SENTENCES & BANNING ORDERS
Millwall and Newcastle have been quick to declare that any fan found to have been involved in the weekend skirmishes will be banned indefinitely. But under UK law, the maximum banning order for a football-related offence is 10 years.
"With the quality of CCTV, particularly at Wembley, I would be pretty confident that we would be able to capture images of the majority of those responsible for the disorder and identify them," said Holt.
"They will then seek to arrest those perpetrators, who will be put before the courts and we will be doing all we can to ensure the courts impose the maximum sentence allowed by law for such offences. Anyone who is engaged in disorder will also get a football banning order and that will be the end of them watching football for the foreseeable future."
THE NEXT STEP
Police are working closely with football authorities and the clubs to review the incidents in London and Newcastle. How quickly can we expect a response and can a club really change its culture?

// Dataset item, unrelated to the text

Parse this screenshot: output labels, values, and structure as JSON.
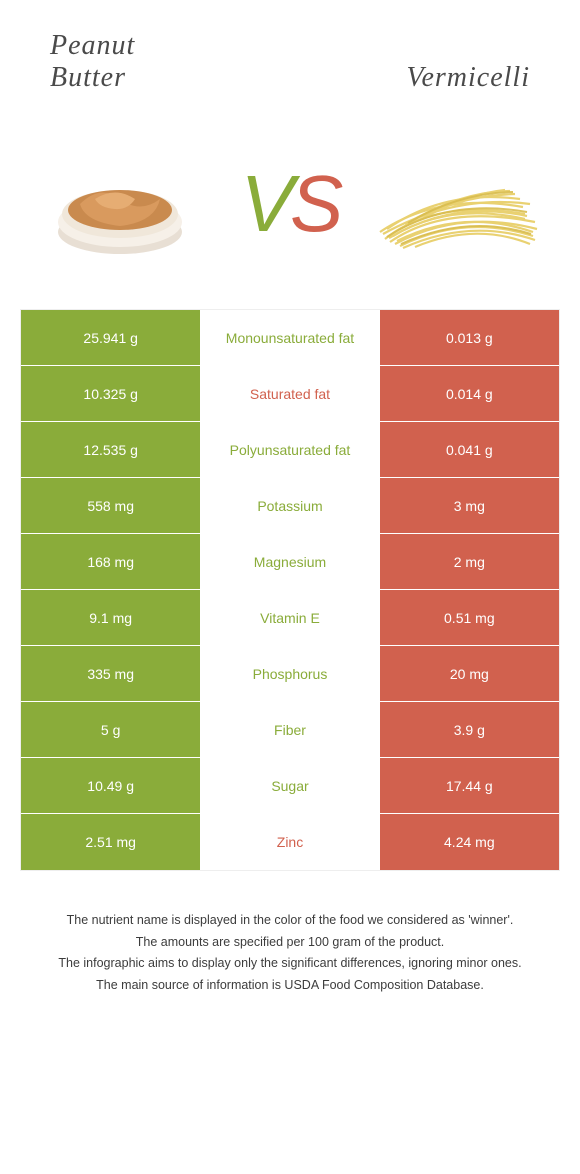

"There is a hot debrief taking place," said Holt. "Northumbria police chief superintendent Steve Neill is a very professional and experienced officer who will be reviewing the lessons learned and putting things in place for the next game at St James' Park. Clearly some things will be longer term because you can't change the culture of fans overnight.

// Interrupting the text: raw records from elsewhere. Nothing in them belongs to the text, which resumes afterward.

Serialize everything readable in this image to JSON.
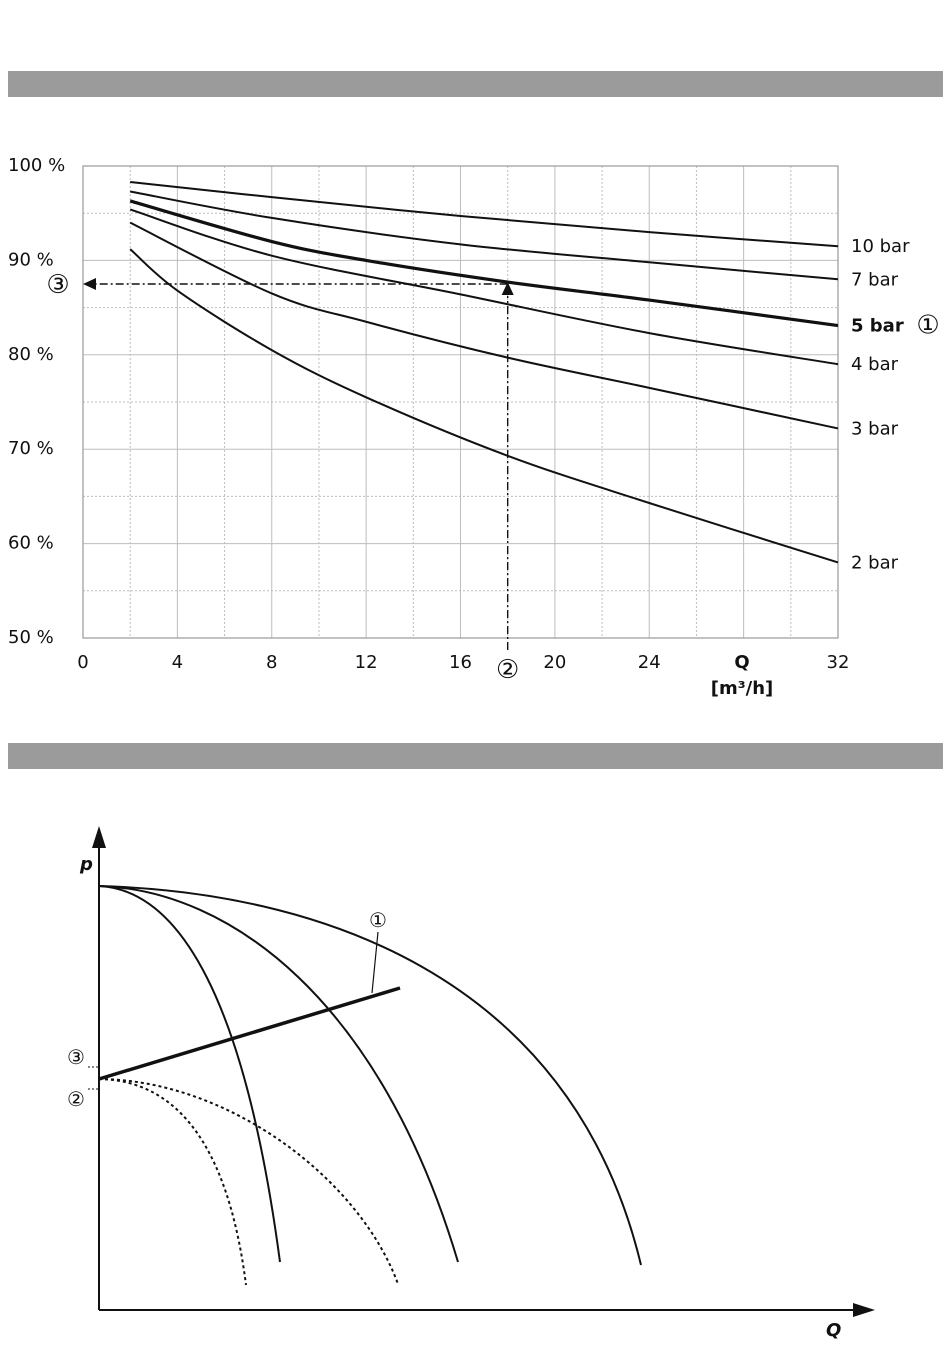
{
  "chart_data": [
    {
      "type": "line",
      "title": "",
      "xlabel": "Q",
      "xunit": "[m³/h]",
      "ylabel": "",
      "xlim": [
        0,
        32
      ],
      "ylim": [
        50,
        100
      ],
      "x_ticks": [
        "0",
        "4",
        "8",
        "12",
        "16",
        "20",
        "24",
        "32"
      ],
      "x_axis_q_label": "Q",
      "y_ticks": [
        "50 %",
        "60 %",
        "70 %",
        "80 %",
        "90 %",
        "100 %"
      ],
      "grid": true,
      "series": [
        {
          "name": "10 bar",
          "label": "10 bar",
          "bold": false,
          "x": [
            2,
            8,
            16,
            24,
            32
          ],
          "y": [
            98.3,
            96.7,
            94.7,
            93.0,
            91.5
          ]
        },
        {
          "name": "7 bar",
          "label": "7 bar",
          "bold": false,
          "x": [
            2,
            8,
            16,
            24,
            32
          ],
          "y": [
            97.3,
            94.5,
            91.7,
            89.8,
            88.0
          ]
        },
        {
          "name": "5 bar",
          "label": "5 bar",
          "bold": true,
          "marker": "①",
          "x": [
            2,
            8,
            12,
            18,
            24,
            32
          ],
          "y": [
            96.3,
            92.0,
            90.0,
            87.7,
            85.8,
            83.1
          ]
        },
        {
          "name": "4 bar",
          "label": "4 bar",
          "bold": false,
          "x": [
            2,
            8,
            16,
            24,
            32
          ],
          "y": [
            95.4,
            90.5,
            86.4,
            82.3,
            79.0
          ]
        },
        {
          "name": "3 bar",
          "label": "3 bar",
          "bold": false,
          "x": [
            2,
            8,
            12,
            18,
            24,
            32
          ],
          "y": [
            94.0,
            86.5,
            83.5,
            79.7,
            76.5,
            72.2
          ]
        },
        {
          "name": "2 bar",
          "label": "2 bar",
          "bold": false,
          "x": [
            2,
            4,
            8,
            12,
            18,
            24,
            32
          ],
          "y": [
            91.2,
            86.8,
            80.5,
            75.5,
            69.3,
            64.3,
            58.0
          ]
        }
      ],
      "annotations": [
        {
          "id": "marker-2",
          "text": "②",
          "x": 18
        },
        {
          "id": "marker-3",
          "text": "③",
          "y": 87.5
        }
      ]
    },
    {
      "type": "line",
      "title": "",
      "xlabel": "Q",
      "ylabel": "p",
      "markers": [
        "①",
        "②",
        "③"
      ],
      "description_free": true
    }
  ]
}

"I've been very pleased by the response from both clubs saying they are going to take action against their own fans if it's shown they've been involved in violence. Those are the things that are going to change it, not necessarily one-off initiatives by the police service.
"I was down at Cardiff on Friday on a football matter unrelated to the current disorder. Their safety officer was very proud of the fact that Cardiff City used to be a difficult club with a difficult reputation but it has now turned itself around completely.
"Where there is a will, clubs can do much more, together with their local forces, to try to eradicate this sort of violence from their support."